注:我们上一节在分析数据的时候发现v_14和price存在部分极端值,这里将极端值当作异常值删除。

Train_data = Train_data.drop(Train_data[Train_data['v_14']>8].index)
Train_data = Train_data.drop(Train_data[Train_data['price'] < 3].index)

3.3.1.3 减小数据内存占用

def reduce_mem_usage(df):
    """ iterate through all the columns of a dataframe and modify the data type
        to reduce memory usage.        
    """
    start_mem = df.memory_usage().sum() 
    print('Memory usage of dataframe is {:.2f} MB'.format(start_mem))
    
    for col in df.columns:
        col_type = df[col].dtype
        
        if col_type != object:
            c_min = df[col].min()
            c_max = df[col].max()
            if str(col_type)[:3] == 'int':
                if c_min > np.iinfo(np.int8).min and c_max < np.iinfo(np.int8).max:
                    df[col] = df[col].astype(np.int8)
                elif c_min > np.iinfo(np.int16).min and c_max < np.iinfo(np.int16).max:
                    df[col] = df[col].astype(np.int16)
                elif c_min > np.iinfo(np.int32).min and c_max < np.iinfo(np.int32).max:
                    df[col] = df[col].astype(np.int32)
                elif c_min > np.iinfo(np.int64).min and c_max < np.iinfo(np.int64).max:
                    df[col] = df[col].astype(np.int64)  
            else:
                if c_min > np.finfo(np.float16).min and c_max < np.finfo(np.float16).max:
                    df[col] = df[col].astype(np.float16)
                elif c_min > np.finfo(np.float32).min and c_max < np.finfo(np.float32).max:
                    df[col] = df[col].astype(np.float32)
                else:
                    df[col] = df[col].astype(np.float64)
        else:
            df[col] = df[col].astype('category')

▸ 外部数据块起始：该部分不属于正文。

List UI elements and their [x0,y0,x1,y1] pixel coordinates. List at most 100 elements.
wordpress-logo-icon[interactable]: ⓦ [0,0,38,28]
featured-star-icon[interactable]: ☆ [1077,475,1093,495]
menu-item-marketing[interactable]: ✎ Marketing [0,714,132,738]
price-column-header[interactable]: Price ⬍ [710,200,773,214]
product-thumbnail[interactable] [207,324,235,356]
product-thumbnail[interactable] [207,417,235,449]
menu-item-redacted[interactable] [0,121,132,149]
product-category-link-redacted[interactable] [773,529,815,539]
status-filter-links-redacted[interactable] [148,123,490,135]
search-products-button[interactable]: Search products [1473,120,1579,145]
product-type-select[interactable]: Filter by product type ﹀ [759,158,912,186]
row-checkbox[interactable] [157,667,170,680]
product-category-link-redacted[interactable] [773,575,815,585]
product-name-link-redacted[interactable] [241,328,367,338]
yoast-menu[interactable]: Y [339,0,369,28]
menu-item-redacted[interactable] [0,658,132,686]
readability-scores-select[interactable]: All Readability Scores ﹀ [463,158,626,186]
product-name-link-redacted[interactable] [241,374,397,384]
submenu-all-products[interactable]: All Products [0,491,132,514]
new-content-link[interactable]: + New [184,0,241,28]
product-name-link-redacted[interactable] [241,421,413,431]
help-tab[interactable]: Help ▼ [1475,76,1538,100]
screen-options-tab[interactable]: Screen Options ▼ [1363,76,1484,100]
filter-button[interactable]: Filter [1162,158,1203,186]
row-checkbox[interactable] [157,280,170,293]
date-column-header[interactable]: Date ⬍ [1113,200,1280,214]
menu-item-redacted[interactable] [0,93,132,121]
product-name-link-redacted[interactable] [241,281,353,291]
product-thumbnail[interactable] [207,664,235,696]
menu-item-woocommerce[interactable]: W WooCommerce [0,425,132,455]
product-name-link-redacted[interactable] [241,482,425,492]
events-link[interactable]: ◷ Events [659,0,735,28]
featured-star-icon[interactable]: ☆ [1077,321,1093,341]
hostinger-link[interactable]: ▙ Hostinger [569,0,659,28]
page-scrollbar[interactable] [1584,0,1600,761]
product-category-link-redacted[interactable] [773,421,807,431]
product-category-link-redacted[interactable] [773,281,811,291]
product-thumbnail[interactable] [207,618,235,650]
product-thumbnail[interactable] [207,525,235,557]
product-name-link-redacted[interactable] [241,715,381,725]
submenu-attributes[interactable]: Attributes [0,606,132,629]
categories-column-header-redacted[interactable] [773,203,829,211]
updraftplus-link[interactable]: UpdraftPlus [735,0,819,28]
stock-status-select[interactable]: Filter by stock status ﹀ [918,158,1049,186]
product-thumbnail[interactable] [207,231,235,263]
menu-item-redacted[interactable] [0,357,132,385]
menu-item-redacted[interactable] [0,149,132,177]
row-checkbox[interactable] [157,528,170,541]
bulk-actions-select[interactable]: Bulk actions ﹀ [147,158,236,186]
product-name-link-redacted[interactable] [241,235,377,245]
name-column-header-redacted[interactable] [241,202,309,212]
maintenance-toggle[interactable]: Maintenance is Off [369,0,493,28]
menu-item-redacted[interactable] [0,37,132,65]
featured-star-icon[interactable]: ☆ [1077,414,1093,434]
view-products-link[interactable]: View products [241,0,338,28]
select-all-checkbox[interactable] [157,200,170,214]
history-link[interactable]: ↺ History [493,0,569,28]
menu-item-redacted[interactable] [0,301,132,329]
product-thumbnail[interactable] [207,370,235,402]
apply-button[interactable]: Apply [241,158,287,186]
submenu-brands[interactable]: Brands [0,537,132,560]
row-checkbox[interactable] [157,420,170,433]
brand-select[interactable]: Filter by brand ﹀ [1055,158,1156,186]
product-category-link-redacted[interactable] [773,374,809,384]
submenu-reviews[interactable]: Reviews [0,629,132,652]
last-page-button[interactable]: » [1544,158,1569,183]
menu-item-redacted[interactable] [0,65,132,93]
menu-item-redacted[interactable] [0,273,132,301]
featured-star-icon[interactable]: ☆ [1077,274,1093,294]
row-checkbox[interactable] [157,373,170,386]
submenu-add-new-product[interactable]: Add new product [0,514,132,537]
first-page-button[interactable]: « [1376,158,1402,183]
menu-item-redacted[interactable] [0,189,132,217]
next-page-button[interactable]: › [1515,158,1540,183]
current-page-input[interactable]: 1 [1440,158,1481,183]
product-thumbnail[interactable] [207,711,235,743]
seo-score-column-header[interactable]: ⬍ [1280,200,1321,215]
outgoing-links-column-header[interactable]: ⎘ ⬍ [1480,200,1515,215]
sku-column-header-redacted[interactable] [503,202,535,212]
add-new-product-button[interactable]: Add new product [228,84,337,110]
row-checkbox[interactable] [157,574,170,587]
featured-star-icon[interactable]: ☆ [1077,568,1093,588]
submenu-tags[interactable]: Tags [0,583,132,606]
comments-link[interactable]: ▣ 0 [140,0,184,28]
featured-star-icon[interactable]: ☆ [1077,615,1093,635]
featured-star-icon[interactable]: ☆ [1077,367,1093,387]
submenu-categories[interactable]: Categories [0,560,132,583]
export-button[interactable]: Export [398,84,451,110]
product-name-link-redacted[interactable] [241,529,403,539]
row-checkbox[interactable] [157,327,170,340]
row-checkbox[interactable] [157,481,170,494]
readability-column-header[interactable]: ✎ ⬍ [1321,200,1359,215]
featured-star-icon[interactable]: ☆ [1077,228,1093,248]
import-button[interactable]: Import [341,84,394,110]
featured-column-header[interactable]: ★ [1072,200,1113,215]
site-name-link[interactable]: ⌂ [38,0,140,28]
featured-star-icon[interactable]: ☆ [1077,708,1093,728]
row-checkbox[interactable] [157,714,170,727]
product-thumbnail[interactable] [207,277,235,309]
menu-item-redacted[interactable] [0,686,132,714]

    end_mem = df.memory_usage().sum() 
    print('Memory usage after optimization is: {:.2f} MB'.format(end_mem))
    print('Decreased by {:.1f}%'.format(100 * (start_mem - end_mem) / start_mem))
    return df

3.3.2 特征构造

# 训练集和测试集放在一起,方便构造特征
Train_data['price'] = np.log1p(Train_data['price'])

# 合并方便后面的操作
df = pd.concat([Train_data, Test_data], ignore_index=True)
# 对类别较少的特征采用one-hot编码
one_hot_list = ['fuelType','gearbox','notRepairedDamage','bodyType']
for col in one_hot_list:
    one_hot = pd.get_dummies(df[col])
    one_hot.columns = [col+'_'+str(i) for i in range(len(one_hot.columns))]
    df = pd.concat([df,one_hot],axis=1)
  • One hot 编码进行数据的分类更准确,许多机器学习算法无法直接用于数据分类。数据的类别必须转换成数字,对于分类的输入和输出变量都是一样的。

  • 我们可以直接使用整数编码,需要时重新调整。这可能适用于在类别之间存在自然关系的问题,例如温度“冷”(0)和”热“(1)的标签。

  • 当没有关系时,可能会出现问题,一个例子可能是标签的“狗”和“猫”。在这些情况下,我们想让网络更具表现力,为每个可能的标签值提供概率式数字。这有助于进行问题网络建模。当输出变量使用one-hot编码时,它可以提供比单个标签更准确的一组预测。

    one-hot编码介绍: [什么是one hot编码?为什么要使用one hot编码? - 知乎 (zhihu.com)](https://zhuanlan.zhihu.com/p/37471802)


## 1、第一步处理无用值和基本无变化的值
#SaleID肯定没用,但是我们可以用来统计别的特征的group数量
#name一般没什么好挖掘的,不过同名的好像不少,可以挖掘一下
df['name_count'] = df.groupby(['name'])['SaleID'].transform('count')
# del df['name']

#seller有一个特殊值,训练集特有测试集没有,把它删除掉
df.drop(df[df['seller'] == 0].index, inplace=True)
del df['offerType']
del df['seller']

## 2、第二步处理缺失值
# 以下特征全部填充0
df['fuelType'] = df['fuelType'].fillna(0)
df['bodyType'] = df['bodyType'].fillna(0)
df['gearbox']=df['gearbox'].fillna(0)
df['notRepairedDamage']=df['notRepairedDamage'].fillna(0)
df['model'] = df['model'].fillna(0)

# 3、第三步处理异常值
# 异常值就目前初步判断,只有notRepairedDamage的值有问题,还有题目规定了范围的power。处理一下
df['power'] = df['power'].map(lambda x: 600 if x>600 else x)
df['notRepairedDamage'] = df['notRepairedDamage'].astype('str').apply(lambda x: x if x != '-' else None).astype('float32')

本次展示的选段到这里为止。